Durante a pandemia de Covid-19, a dificuldade foi de outra natureza: era complicado chegar às crianças e escolas com as quais tinham acesso devido à ausência de aparato tecnológico para acessar o conteúdo produzido. A internet não chegava a todos os lugares, minando avanços. Falando neles, foram muitos ao longo de todos os anos de realização da iniciativa.
“Há histórias de crianças que nunca tinham ganhado um livro; que jamais pensaram em ver de perto o autor de uma obra; que tinham vontade de ter uma biblioteca em casa, entre outras”, enumera Raimundo. Em resumo, a tônica da Caravana é incentivar o hábito da leitura de escritoras e escritores locais.
Para isso, ela se realiza em duas etapas: uma de formação – por meio do contato entre autores e professores, e posterior entrega de livros para a biblioteca das escolas; e uma de bate-papo dos escritores com os estudantes, uma vez estes últimos terem tido contato com os livros durante 30 dias e estarem prontos para estender os horizontes.
“As crianças têm um desejo natural de querer ler, de ouvir histórias, e muitas vezes não fazem por questões mesmo econômicas. E também porque não é um hábito para elas sentar e ler. Muitas vezes a educação não tem esse incentivo necessário como algo permanente. Tudo o que o professor faz em sala de aula deveria estar ligado à leitura – no maior e mais amplo sentido da palavra. Ler as coisas ao redor”.

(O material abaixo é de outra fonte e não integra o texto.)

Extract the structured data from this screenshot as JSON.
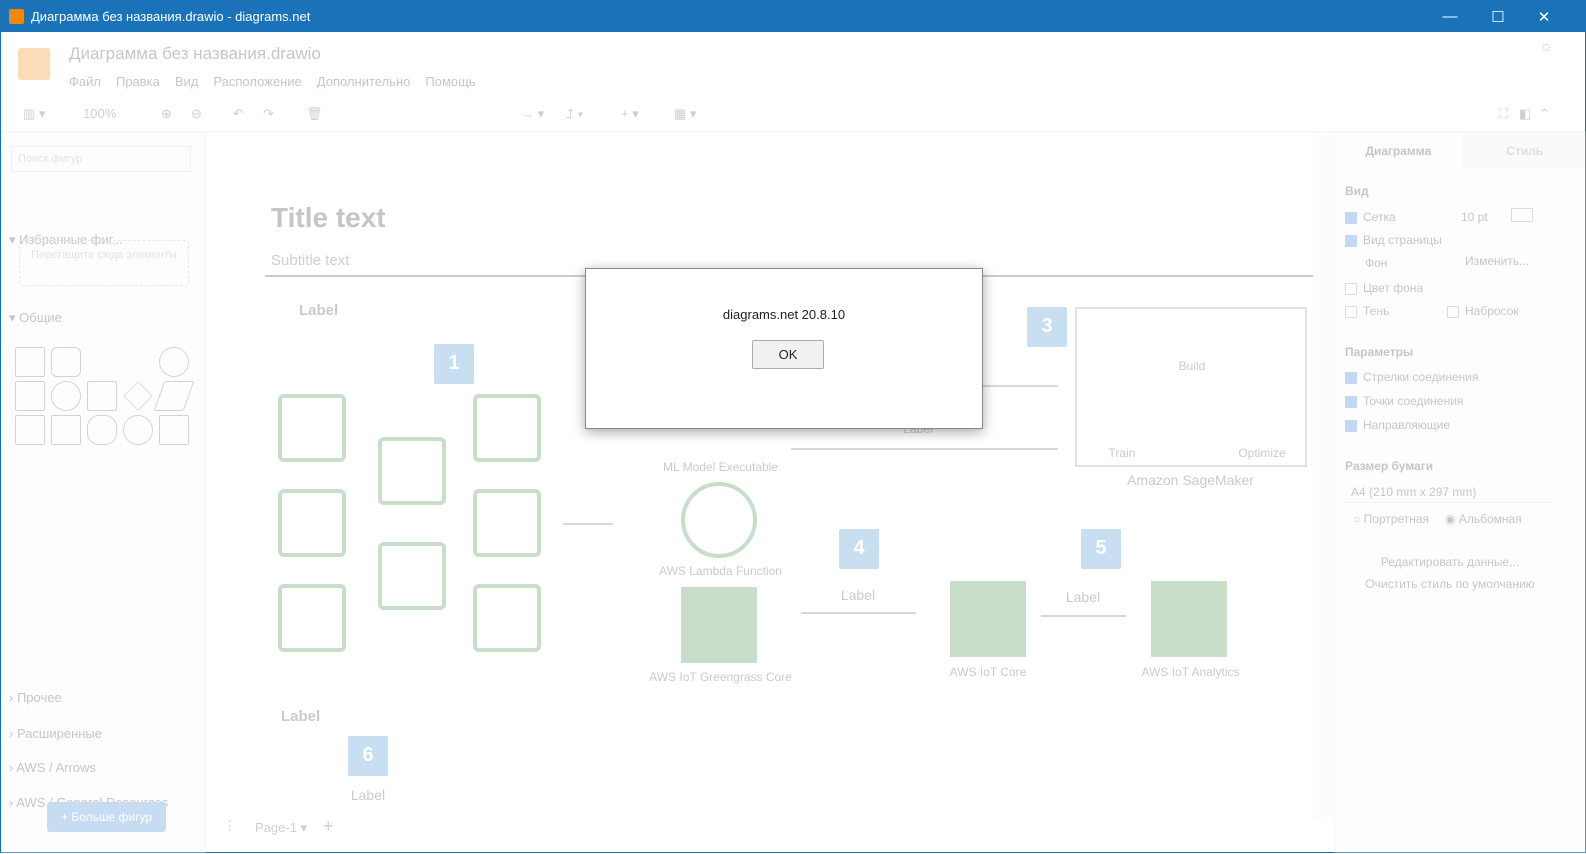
{
  "window": {
    "title": "Диаграмма без названия.drawio - diagrams.net",
    "minimize": "—",
    "maximize": "☐",
    "close": "✕"
  },
  "app": {
    "doc_name": "Диаграмма без названия.drawio",
    "menu": [
      "Файл",
      "Правка",
      "Вид",
      "Расположение",
      "Дополнительно",
      "Помощь"
    ],
    "zoom": "100%"
  },
  "left_panel": {
    "search_placeholder": "Поиск фигур",
    "favorites": "Избранные фиг...",
    "dropzone": "Перетащите сюда элементы",
    "general": "Общие",
    "other": "Прочее",
    "advanced": "Расширенные",
    "aws_arrows": "AWS / Arrows",
    "aws_general": "AWS / General Resources",
    "more_shapes": "+ Больше фигур"
  },
  "canvas": {
    "title": "Title text",
    "subtitle": "Subtitle text",
    "labels": {
      "l1": "Label",
      "l2": "Label",
      "l3": "Label",
      "l4": "Label",
      "l5": "Label",
      "l6": "Label"
    },
    "badges": [
      "1",
      "3",
      "4",
      "5",
      "6"
    ],
    "services": {
      "ml": "ML Model Executable",
      "lambda": "AWS Lambda Function",
      "greengrass": "AWS IoT Greengrass Core",
      "iot_core": "AWS IoT Core",
      "iot_analytics": "AWS IoT Analytics",
      "sagemaker": "Amazon SageMaker",
      "build": "Build",
      "train": "Train",
      "optimize": "Optimize"
    },
    "page_tab": "Page-1"
  },
  "right_panel": {
    "tab_diagram": "Диаграмма",
    "tab_style": "Стиль",
    "view": "Вид",
    "grid": "Сетка",
    "grid_size": "10 pt",
    "page_view": "Вид страницы",
    "background": "Фон",
    "change": "Изменить...",
    "bg_color": "Цвет фона",
    "shadow": "Тень",
    "sketch": "Набросок",
    "options": "Параметры",
    "conn_arrows": "Стрелки соединения",
    "conn_points": "Точки соединения",
    "guides": "Направляющие",
    "paper_size": "Размер бумаги",
    "paper_value": "A4 (210 mm x 297 mm)",
    "portrait": "Портретная",
    "landscape": "Альбомная",
    "edit_data": "Редактировать данные...",
    "clear_style": "Очистить стиль по умолчанию"
  },
  "dialog": {
    "message": "diagrams.net 20.8.10",
    "ok": "OK"
  }
}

Por sua vez, avaliando o cenário de fomento à leitura e à literatura nas esferas federal, estadual e municipal, Raimundo situa faltar continuidade. A questão está ligada especialmente à renovação de acervo dos equipamentos públicos, investimento em profissionais qualificados e políticas públicas específicas para esse fim.
“Política pública federal praticamente não existe. É um pouquinho melhor na Prefeitura de Fortaleza, a partir da inauguração de algumas bibliotecas comunitárias. Mas a Biblioteca Dolor Barreira, que deveria ser a maior da cidade, não tem uma programação específica, nem reforma estrutural e pessoal. Também não há um projeto consistente para ela. No Estado, o cenário melhora um pouco mais, mas ainda é muito distante do ideal”.
No fim das contas, o que prevalece é o ímpeto de fazer. “É um desafio anual escrever o projeto, renovar o financiamento, escolher as cidades… Mas, quando chegamos nos municípios e encontramos aquelas crianças com os olhos brilhando, temos a certeza de que encontramos um caminho importante para o estímulo à leitura”.